Jazzy sprinted to my side. “Give me that.” She grabbed the makeup from my hand, jumped onto the bed, and held it under Big’s nose with one hand while holding onto my phone with the other.
I couldn’t watch. But I had to. My feet backed me into a corner as I watched my sister spring into action.
“Yes, she’s breathing,” I heard Jazzy say to the operator.
Breathe. Take deep breaths,I told myself as my body shivered.
I registered Jazzy’s words. “Okay. I can feel her pulse. Barely,” she said.
This can’t be happening.
The walls seemed to close in around me as the room turned darker. I heard sirens in the distance that grew stronger, closer until the sounds were so loud, I closed my eyes and held my head. Then there was pounding...Wait.Was that the door?
“Don’t just stand there, Niya. Go let them in,” Jazzy commanded, hovering over Big.

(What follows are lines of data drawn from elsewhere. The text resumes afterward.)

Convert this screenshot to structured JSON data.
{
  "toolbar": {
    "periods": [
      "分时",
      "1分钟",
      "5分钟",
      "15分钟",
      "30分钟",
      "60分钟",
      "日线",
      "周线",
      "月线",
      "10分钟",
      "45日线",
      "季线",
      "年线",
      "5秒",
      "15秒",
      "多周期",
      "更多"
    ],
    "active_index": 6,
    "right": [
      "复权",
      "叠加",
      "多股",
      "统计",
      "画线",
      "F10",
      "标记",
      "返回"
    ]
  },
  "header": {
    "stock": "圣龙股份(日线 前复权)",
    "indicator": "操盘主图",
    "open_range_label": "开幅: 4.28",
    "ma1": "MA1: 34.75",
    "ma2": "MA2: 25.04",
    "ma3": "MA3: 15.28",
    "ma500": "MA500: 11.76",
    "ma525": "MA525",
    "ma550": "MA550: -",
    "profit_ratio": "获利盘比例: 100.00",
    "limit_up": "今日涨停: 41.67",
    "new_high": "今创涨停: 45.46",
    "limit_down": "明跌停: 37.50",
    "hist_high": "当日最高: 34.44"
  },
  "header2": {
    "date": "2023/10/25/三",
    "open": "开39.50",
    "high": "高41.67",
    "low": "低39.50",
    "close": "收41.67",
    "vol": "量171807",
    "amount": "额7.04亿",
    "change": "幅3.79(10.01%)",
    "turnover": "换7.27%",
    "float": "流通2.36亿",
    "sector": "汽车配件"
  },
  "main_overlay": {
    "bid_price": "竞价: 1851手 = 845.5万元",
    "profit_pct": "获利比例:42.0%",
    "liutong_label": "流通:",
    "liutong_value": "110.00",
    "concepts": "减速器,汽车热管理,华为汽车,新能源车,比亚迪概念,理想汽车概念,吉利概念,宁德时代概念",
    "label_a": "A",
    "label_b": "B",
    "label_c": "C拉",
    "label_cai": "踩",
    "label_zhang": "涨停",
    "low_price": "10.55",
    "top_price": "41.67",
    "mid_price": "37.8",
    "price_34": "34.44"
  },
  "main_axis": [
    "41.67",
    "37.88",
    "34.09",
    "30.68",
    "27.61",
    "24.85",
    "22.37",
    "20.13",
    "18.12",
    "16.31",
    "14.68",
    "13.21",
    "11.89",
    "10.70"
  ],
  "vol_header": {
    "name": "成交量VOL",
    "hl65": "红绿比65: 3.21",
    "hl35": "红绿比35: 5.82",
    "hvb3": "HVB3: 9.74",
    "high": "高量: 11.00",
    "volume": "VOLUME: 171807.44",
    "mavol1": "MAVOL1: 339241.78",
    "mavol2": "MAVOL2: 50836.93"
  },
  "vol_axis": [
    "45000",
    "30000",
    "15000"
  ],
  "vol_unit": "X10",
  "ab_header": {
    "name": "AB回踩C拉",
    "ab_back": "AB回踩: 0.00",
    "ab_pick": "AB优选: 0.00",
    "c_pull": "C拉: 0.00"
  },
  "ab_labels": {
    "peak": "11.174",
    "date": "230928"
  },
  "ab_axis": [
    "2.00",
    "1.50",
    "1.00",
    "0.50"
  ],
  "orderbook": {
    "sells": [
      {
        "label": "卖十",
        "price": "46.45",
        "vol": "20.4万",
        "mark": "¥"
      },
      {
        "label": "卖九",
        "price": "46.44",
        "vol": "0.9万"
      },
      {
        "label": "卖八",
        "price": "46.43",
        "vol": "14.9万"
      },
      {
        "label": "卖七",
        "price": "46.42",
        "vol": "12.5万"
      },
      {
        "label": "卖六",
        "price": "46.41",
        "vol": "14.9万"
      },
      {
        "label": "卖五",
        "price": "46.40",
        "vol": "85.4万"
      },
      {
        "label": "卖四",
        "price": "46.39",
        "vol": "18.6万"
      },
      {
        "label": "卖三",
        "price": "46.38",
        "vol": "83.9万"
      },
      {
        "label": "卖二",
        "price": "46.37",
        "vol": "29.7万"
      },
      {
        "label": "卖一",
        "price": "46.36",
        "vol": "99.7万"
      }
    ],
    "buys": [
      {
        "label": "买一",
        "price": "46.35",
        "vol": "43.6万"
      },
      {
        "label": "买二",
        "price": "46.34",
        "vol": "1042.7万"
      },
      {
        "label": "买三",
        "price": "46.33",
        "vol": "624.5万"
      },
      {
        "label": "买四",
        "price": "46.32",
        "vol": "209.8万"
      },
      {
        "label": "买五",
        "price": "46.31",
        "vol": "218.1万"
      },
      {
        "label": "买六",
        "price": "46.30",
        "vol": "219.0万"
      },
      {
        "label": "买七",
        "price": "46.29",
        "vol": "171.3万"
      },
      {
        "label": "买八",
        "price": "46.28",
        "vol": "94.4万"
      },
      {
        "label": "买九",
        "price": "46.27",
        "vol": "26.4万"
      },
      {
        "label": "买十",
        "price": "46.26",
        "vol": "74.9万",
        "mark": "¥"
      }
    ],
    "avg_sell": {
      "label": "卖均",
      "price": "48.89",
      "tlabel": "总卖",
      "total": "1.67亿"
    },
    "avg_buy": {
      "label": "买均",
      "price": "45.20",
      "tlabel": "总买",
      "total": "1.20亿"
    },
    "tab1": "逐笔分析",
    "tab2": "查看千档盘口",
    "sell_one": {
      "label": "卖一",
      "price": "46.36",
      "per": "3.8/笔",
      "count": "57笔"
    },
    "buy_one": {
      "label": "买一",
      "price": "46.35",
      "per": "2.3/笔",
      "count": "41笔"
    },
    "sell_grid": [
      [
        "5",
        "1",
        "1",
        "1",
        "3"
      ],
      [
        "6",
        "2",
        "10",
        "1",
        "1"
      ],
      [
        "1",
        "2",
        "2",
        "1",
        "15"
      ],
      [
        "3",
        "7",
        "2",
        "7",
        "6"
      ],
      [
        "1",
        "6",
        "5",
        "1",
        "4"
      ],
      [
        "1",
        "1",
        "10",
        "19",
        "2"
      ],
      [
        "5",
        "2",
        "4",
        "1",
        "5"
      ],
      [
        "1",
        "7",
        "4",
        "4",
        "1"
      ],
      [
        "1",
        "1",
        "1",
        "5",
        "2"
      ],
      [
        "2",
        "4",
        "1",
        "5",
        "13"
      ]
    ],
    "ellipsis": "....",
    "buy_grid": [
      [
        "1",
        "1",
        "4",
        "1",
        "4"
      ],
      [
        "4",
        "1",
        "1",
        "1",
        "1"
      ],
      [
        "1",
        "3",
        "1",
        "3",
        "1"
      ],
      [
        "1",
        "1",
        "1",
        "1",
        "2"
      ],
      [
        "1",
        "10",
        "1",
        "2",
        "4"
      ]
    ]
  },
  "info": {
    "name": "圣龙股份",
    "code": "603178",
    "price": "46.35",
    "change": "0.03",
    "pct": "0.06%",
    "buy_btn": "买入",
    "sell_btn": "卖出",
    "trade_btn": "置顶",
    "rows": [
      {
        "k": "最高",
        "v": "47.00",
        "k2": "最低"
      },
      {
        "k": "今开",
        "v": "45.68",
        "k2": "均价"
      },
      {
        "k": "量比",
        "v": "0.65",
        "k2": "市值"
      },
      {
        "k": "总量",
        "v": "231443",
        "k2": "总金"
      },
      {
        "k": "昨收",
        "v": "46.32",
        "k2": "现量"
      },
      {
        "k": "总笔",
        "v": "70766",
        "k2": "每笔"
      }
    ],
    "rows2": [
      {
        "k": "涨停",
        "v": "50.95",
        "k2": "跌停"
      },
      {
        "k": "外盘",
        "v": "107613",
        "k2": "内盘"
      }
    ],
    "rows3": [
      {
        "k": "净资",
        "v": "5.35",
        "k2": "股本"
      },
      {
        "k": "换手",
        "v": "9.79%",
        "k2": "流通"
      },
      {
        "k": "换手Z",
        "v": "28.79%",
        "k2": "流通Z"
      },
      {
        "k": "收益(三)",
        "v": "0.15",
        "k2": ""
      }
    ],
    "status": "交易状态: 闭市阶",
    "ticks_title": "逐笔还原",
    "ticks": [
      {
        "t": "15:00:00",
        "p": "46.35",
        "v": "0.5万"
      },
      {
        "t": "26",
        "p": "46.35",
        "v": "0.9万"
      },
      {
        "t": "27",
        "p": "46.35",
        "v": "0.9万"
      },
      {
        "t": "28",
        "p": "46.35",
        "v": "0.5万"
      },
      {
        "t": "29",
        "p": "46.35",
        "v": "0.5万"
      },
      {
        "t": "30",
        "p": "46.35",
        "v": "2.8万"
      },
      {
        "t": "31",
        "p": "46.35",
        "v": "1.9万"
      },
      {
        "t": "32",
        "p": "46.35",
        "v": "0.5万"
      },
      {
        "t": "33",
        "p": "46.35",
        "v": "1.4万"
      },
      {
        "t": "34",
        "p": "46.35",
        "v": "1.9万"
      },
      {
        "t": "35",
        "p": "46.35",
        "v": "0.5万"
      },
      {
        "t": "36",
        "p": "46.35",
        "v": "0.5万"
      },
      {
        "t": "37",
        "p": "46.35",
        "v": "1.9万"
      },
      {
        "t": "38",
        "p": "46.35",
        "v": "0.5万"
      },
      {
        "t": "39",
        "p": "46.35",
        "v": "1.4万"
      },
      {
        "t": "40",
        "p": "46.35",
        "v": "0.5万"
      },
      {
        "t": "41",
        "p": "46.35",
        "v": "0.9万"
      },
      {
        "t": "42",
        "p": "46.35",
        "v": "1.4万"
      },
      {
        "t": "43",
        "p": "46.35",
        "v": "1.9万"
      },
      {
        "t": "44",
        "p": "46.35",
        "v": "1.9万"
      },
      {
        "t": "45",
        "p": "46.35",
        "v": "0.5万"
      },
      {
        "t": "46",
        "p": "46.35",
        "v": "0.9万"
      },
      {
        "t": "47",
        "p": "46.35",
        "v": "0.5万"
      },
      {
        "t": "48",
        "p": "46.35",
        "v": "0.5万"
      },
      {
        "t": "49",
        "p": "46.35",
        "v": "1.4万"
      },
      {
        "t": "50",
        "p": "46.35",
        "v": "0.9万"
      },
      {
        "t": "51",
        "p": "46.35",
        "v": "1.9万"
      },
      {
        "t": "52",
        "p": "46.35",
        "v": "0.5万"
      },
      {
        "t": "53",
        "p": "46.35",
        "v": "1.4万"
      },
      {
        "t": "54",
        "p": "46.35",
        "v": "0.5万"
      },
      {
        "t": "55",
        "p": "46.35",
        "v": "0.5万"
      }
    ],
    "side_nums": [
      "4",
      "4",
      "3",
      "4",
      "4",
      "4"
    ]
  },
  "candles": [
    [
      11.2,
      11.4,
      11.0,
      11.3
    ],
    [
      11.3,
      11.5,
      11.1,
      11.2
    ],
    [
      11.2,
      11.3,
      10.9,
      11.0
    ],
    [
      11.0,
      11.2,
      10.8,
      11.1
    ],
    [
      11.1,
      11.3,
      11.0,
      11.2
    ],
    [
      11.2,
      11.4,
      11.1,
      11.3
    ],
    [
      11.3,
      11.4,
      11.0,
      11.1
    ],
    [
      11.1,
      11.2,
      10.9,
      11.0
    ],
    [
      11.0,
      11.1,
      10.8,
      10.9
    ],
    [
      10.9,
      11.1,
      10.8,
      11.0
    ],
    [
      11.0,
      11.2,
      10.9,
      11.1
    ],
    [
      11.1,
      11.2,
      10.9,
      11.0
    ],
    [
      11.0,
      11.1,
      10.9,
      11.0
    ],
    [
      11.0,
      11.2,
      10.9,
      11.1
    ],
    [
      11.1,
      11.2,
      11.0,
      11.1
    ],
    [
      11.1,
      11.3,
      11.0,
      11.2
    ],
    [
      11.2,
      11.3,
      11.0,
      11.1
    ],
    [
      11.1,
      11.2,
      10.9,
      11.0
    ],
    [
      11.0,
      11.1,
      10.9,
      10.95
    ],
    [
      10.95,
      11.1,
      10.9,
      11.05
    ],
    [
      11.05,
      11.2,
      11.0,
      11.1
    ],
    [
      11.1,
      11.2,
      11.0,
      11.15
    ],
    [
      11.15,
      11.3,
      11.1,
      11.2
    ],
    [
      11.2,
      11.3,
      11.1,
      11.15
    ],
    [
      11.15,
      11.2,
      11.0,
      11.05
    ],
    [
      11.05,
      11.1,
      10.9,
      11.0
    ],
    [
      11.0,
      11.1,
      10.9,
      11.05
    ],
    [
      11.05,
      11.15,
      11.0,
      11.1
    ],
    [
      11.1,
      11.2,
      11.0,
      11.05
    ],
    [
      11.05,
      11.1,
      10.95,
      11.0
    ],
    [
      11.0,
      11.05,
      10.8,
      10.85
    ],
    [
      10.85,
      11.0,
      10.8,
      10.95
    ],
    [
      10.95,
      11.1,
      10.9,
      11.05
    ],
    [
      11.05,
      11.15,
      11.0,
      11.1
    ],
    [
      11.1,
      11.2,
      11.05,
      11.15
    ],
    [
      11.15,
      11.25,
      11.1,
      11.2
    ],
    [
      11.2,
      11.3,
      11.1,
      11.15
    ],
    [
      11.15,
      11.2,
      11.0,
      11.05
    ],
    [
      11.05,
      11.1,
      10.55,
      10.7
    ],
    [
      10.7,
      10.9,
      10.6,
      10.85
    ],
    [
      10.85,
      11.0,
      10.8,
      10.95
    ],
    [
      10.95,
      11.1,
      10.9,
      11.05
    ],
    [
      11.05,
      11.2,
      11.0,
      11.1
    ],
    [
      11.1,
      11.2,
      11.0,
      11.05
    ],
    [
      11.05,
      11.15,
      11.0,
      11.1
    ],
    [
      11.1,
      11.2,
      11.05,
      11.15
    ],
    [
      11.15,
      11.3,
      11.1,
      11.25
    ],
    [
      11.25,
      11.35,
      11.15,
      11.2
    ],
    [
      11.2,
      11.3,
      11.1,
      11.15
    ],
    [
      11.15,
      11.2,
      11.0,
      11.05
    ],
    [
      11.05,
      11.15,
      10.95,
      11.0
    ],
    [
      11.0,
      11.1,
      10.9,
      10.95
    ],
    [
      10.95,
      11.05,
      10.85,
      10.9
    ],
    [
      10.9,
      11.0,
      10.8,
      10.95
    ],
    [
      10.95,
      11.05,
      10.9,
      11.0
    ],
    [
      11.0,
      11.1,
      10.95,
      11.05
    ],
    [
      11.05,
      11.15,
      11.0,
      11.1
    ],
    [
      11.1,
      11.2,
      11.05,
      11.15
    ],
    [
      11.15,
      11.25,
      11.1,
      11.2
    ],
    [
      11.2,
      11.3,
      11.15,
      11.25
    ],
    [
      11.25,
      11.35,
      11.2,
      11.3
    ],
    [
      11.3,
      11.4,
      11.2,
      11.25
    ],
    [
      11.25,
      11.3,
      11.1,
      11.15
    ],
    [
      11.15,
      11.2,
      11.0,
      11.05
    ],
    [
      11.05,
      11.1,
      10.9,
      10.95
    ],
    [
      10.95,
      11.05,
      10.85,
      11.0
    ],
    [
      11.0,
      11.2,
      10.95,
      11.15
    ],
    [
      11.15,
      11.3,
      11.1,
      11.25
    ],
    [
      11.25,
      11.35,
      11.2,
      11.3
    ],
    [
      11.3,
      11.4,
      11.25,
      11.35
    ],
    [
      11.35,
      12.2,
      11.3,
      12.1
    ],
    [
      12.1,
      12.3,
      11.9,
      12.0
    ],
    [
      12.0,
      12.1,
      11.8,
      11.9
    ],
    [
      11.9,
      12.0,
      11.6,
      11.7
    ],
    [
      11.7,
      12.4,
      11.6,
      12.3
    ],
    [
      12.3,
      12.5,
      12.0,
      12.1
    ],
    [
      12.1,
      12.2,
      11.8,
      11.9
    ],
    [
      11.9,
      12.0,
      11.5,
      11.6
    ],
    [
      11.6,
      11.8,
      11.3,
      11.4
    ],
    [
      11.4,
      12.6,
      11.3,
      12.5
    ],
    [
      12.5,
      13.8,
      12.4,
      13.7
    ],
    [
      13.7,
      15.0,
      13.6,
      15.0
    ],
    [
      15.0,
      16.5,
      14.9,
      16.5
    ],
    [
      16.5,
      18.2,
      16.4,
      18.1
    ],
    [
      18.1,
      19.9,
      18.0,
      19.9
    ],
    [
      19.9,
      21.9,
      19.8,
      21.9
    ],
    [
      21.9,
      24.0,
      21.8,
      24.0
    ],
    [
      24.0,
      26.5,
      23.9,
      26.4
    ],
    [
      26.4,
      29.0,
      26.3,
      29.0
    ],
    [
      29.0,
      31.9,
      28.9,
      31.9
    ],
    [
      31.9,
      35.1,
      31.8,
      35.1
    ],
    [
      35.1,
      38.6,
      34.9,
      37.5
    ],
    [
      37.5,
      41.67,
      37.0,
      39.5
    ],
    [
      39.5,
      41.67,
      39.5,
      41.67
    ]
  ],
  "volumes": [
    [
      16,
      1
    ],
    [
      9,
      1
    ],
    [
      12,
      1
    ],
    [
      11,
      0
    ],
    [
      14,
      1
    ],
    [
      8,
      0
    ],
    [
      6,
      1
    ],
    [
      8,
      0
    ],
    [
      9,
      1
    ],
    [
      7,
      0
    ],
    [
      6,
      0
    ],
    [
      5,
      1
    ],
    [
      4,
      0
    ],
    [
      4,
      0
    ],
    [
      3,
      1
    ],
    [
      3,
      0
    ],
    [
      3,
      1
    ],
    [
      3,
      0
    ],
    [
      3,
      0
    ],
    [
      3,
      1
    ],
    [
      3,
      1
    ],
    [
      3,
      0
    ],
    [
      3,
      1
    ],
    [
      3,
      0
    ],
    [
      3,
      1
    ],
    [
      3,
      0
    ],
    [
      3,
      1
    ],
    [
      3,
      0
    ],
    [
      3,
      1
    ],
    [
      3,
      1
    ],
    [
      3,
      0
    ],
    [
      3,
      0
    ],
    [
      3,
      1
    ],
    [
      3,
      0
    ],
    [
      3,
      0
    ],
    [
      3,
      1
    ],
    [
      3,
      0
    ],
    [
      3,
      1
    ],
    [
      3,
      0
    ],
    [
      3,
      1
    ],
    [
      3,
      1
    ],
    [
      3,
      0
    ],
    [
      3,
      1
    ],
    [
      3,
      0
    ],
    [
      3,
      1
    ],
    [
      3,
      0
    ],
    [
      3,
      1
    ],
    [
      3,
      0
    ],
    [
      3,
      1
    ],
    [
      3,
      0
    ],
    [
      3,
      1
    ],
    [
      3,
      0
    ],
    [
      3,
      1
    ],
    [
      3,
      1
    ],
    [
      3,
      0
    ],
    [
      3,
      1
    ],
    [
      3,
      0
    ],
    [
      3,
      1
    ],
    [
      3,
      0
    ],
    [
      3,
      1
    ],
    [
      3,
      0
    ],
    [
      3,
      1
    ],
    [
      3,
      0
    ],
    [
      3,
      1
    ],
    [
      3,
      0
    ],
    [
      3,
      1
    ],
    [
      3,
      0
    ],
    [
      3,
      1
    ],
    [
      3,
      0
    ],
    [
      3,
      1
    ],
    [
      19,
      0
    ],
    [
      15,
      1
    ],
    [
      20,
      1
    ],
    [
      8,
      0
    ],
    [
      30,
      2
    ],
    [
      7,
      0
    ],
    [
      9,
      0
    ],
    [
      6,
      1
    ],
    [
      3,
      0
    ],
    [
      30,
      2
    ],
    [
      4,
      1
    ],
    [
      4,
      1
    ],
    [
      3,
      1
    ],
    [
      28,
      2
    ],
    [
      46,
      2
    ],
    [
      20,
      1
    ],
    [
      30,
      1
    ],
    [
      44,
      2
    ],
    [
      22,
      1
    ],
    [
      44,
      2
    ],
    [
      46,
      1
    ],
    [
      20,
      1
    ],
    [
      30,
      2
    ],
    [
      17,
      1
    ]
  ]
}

I eased off the wall and raced to open the door.
The next few minutes were a blur. The paramedics ripping down the hallway. Asking Jazzy questions. Jazzy asking me questions I couldn’t answer. “I was just...just talking to her. Then I stepped out of the room for a second. I came back in, and she wasn’t talking anymore.”
Jazzy gave them her medications. They strapped Big to a gurney and whizzed her past me.
“Who’s riding with us?” they asked.
“I am,” Jazzy answered without question. “Call the fam,” she shot at me before jumping inside.
And just like that, my grandmother and my twin sister were gone to the hospital, leaving me alone in Big’s house to wonder what in the world had just happened. I wiped my forehead. Would I ever see Big again? And why couldn’t I think under pressure like Jazzy?
But I couldn’t sit around waiting for answers. I had to get to the hospital and the only person I knew with a car who would still be up was Sean.